Last October, I was asked to take over as CEO of what was then known as “ESCO” – the Electronic Systems Community. ESCO was originally created in 2011 by the NMI and GAMBICA as a result of the Minister for Business Mark Prisk, who asked them to pull together the industry to document what the electronic systems community actually did and how government could help them. The result was the ESCO report, and I was proud to be an active participant in its creation.
I was concerned that much of the momentum of ESCO had been lost since the original report, despite the industry realising it was far bigger than it expected: more than one million people employed by over 45,000 companies! One thing I realised was that nobody could ever remember what ESCO actually was – what is an “ESCO”? Also I realised that ESCO embraced a far broader community than just electronics and electronic systems – it also included all the higher power electrical and electro-technical industries, as well as embedded software community. These are all bound together by a common set of skills: understanding hardware that relies on volts and amps.
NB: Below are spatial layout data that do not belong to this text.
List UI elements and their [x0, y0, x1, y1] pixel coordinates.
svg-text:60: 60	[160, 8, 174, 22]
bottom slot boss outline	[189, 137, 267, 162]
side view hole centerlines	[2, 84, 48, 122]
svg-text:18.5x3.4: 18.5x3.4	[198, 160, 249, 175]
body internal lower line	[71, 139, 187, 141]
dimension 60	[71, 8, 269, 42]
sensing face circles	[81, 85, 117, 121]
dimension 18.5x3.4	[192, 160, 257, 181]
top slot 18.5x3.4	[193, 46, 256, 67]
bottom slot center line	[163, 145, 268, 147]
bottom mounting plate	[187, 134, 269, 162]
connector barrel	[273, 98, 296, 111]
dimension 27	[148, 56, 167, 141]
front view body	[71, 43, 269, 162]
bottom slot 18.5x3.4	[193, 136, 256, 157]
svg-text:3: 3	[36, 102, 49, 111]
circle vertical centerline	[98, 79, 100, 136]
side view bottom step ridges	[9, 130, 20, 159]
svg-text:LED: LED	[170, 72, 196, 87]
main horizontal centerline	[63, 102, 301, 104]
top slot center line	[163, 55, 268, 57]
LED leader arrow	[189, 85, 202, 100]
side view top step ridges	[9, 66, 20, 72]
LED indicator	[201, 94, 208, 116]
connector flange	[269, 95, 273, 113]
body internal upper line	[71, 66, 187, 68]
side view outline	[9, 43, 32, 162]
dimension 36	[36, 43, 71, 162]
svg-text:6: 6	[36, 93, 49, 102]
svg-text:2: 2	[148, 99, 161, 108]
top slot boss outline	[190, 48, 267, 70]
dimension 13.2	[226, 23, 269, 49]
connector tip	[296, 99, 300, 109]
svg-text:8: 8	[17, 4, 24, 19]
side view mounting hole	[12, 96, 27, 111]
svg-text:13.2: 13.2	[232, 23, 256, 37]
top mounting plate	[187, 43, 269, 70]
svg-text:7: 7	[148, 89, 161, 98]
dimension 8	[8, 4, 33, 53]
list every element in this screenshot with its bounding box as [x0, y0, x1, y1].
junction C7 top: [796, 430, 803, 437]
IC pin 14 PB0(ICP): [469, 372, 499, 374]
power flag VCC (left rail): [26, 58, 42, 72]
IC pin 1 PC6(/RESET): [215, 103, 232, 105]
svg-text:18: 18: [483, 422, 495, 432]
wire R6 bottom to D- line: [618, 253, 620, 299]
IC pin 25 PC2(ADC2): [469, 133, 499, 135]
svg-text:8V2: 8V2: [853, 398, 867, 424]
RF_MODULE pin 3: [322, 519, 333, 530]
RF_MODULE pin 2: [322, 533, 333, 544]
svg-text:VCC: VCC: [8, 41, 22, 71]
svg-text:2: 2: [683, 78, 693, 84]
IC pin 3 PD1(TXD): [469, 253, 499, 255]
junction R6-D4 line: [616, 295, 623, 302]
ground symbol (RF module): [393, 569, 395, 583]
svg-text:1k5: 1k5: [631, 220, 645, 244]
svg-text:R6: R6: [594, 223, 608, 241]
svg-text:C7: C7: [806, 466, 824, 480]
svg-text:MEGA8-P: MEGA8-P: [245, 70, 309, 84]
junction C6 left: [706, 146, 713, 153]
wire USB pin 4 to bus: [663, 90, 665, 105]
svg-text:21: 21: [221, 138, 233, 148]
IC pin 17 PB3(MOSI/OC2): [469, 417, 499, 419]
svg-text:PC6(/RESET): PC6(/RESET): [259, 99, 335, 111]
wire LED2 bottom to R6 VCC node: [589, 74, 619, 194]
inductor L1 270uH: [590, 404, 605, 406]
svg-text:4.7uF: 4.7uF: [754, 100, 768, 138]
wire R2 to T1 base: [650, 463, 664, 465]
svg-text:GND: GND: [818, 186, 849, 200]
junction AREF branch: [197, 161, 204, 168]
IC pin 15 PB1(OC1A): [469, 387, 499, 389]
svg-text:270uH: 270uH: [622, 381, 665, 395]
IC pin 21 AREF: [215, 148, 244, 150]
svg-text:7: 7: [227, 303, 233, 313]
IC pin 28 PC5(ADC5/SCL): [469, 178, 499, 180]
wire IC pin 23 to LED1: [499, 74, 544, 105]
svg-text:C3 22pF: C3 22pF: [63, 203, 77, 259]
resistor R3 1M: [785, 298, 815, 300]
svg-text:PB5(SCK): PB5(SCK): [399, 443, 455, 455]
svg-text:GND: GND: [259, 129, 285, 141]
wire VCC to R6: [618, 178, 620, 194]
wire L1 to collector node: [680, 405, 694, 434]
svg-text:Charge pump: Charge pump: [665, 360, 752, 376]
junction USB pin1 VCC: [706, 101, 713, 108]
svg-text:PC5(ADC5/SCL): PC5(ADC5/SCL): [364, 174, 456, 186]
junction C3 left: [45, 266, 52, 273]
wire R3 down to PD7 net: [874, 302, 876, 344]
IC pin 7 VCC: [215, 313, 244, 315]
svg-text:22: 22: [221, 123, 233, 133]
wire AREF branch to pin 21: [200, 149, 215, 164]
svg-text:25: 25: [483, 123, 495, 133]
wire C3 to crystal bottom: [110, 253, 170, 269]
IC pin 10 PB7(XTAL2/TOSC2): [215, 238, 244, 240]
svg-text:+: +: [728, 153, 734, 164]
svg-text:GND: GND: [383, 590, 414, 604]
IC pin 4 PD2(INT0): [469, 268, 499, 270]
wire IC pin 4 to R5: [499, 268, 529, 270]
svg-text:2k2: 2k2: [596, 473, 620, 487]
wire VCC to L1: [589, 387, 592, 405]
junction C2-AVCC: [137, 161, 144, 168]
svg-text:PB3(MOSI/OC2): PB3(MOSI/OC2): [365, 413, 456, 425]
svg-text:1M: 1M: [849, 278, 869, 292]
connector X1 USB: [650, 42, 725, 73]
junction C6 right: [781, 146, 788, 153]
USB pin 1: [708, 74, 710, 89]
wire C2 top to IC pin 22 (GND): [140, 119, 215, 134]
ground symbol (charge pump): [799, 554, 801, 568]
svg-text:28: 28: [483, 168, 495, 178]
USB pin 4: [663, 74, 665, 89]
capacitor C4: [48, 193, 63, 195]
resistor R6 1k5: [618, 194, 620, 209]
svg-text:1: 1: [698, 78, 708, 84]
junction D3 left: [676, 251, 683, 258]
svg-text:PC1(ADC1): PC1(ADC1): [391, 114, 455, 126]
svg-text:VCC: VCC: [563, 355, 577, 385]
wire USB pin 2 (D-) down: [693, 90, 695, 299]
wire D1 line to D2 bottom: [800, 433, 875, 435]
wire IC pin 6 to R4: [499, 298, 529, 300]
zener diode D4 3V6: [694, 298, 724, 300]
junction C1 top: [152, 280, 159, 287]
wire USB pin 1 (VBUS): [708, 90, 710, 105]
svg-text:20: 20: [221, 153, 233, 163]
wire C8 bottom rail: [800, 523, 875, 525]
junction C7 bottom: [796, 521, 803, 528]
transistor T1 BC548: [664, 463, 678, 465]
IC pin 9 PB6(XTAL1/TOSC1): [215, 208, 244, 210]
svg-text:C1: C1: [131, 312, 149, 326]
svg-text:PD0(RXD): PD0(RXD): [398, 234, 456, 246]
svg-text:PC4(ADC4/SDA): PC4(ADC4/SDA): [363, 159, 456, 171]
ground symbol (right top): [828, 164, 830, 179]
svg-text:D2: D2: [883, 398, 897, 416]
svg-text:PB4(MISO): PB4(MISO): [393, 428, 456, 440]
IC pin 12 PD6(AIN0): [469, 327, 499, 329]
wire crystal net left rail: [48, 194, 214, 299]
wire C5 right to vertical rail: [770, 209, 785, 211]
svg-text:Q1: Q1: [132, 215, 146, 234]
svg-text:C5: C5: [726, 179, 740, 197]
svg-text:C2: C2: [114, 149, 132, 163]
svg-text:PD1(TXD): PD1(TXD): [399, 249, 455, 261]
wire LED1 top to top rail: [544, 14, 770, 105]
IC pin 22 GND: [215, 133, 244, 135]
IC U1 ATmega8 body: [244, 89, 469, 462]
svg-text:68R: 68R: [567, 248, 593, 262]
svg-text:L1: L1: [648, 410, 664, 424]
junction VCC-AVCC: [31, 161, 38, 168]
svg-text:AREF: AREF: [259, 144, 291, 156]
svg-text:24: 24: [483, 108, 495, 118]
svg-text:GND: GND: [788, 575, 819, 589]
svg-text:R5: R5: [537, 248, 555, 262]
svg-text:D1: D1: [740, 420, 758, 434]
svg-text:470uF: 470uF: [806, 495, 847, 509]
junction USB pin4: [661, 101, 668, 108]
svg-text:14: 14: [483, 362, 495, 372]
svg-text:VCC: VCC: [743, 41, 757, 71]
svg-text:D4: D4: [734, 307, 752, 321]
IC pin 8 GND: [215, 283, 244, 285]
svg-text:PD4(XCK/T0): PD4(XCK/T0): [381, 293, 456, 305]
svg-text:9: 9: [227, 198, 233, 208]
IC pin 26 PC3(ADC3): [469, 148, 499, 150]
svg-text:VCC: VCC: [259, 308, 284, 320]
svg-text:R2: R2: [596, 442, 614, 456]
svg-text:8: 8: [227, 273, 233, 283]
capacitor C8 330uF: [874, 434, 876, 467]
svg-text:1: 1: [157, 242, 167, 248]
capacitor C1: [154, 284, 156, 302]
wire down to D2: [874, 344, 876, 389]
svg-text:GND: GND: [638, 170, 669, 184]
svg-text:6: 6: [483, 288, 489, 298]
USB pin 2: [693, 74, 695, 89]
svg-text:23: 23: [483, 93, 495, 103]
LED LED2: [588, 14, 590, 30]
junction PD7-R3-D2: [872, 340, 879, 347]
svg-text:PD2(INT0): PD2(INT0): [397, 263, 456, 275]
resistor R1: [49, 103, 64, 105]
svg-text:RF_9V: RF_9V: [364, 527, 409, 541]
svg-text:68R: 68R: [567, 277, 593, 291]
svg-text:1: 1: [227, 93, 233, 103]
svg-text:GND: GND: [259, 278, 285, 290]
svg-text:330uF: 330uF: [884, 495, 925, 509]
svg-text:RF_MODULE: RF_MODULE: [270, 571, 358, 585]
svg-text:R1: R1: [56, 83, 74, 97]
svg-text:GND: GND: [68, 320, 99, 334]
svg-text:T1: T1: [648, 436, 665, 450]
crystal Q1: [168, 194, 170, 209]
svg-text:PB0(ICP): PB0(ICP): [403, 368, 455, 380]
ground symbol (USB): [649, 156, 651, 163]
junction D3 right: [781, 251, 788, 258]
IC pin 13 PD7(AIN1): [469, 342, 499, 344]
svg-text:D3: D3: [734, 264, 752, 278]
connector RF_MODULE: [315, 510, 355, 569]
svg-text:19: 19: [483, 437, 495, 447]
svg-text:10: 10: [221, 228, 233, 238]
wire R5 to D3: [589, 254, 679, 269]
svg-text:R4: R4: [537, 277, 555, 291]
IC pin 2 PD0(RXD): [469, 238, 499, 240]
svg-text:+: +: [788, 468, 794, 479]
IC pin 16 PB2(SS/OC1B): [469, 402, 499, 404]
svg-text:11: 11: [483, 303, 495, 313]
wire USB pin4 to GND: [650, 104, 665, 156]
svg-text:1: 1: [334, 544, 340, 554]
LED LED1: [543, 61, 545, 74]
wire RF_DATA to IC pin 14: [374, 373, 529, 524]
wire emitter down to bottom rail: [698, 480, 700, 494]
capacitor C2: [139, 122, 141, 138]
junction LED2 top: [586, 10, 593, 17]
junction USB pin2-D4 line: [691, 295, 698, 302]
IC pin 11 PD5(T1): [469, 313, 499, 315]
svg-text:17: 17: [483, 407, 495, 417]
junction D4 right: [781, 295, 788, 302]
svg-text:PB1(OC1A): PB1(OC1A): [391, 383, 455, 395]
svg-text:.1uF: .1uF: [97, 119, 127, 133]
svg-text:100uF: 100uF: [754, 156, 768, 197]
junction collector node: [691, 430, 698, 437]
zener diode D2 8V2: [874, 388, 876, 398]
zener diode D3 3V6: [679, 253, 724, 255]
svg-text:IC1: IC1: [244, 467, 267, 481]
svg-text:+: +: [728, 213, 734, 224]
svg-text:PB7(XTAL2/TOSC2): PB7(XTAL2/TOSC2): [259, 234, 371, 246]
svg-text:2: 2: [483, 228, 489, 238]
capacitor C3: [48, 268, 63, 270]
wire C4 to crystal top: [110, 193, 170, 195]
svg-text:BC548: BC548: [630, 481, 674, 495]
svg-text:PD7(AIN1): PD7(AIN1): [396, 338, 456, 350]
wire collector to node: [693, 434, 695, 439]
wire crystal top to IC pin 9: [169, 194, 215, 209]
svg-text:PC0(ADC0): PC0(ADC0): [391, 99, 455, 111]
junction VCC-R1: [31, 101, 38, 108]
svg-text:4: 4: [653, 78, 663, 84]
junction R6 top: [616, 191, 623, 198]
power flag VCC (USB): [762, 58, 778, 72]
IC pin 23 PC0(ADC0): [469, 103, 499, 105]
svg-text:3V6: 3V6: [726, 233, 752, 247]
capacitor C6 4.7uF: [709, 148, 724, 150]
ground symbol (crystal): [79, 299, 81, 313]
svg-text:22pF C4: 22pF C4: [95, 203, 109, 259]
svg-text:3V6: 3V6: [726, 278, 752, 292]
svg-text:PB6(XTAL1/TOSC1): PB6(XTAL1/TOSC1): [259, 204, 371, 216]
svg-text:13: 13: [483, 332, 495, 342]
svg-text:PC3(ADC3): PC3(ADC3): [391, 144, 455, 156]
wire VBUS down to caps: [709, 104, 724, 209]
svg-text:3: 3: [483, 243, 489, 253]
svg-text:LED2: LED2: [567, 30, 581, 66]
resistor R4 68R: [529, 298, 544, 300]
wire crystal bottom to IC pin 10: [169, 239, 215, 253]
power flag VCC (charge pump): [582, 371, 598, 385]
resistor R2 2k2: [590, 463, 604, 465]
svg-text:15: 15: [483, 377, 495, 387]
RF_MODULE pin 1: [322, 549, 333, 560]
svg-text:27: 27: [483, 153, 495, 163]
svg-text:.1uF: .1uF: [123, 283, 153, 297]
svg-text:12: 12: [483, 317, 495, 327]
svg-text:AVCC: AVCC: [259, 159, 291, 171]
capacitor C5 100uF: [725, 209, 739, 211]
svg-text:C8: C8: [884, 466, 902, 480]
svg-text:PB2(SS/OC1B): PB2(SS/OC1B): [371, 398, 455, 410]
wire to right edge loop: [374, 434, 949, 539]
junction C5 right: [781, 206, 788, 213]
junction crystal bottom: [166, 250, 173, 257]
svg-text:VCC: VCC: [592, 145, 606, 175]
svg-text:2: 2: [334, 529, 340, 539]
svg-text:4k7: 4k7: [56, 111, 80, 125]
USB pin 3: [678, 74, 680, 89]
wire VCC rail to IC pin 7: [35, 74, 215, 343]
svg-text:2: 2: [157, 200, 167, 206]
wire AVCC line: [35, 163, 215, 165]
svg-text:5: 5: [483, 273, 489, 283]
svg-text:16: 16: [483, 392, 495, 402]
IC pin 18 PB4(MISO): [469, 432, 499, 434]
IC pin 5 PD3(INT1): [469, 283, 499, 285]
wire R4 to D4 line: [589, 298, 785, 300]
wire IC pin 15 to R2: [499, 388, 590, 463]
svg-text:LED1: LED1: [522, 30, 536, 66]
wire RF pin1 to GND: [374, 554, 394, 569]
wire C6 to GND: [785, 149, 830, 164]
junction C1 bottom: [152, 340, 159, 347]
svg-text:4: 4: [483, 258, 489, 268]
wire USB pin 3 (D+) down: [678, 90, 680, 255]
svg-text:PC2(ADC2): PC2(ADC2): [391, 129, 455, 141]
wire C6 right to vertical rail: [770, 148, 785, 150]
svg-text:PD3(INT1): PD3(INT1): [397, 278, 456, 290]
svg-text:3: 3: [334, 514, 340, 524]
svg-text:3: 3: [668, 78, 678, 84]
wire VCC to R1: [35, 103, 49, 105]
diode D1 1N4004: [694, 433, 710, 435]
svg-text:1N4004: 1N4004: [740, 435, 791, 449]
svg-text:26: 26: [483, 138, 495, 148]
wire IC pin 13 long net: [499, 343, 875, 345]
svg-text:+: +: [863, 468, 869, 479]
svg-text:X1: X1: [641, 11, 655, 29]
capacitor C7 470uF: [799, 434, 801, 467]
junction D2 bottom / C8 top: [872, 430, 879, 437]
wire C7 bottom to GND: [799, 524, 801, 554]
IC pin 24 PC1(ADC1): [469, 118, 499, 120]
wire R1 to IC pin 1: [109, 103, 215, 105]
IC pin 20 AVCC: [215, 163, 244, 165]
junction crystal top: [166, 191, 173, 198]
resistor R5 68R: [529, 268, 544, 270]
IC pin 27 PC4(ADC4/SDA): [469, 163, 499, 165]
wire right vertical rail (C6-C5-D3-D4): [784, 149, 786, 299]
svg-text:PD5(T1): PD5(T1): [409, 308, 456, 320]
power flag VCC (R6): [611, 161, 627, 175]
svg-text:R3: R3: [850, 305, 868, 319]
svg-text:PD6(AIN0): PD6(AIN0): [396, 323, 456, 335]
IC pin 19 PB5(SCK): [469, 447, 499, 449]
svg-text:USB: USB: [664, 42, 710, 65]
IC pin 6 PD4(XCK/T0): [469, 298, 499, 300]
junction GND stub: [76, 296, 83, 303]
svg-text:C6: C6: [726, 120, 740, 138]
If you do start thinking about it, you realise that pretty much everything you can think of relies on some sort of electronics or electrical power to work. From the smallest microchips to the biggest power stations; from the homes and offices we live and work in to the datacentres powering the internet: everything relies on ElecTech. ElecTech is the electronics and electrical hardware – everything that uses voltage and current plus the highly specialised software that controls it, which is known in our world as “embedded software”.
We need to pull together as an industry and work together to harness the enormous economic potential and global influence our industry possesses. We all know that our industry moves faster than almost every other industry sector – but nobody knows about us! Its time we worked together to educate our peers, our teachers and parents, and our government that backing ElecTech is one of the best decisions you can make – for our children, our economy and for our future post-Brexit success.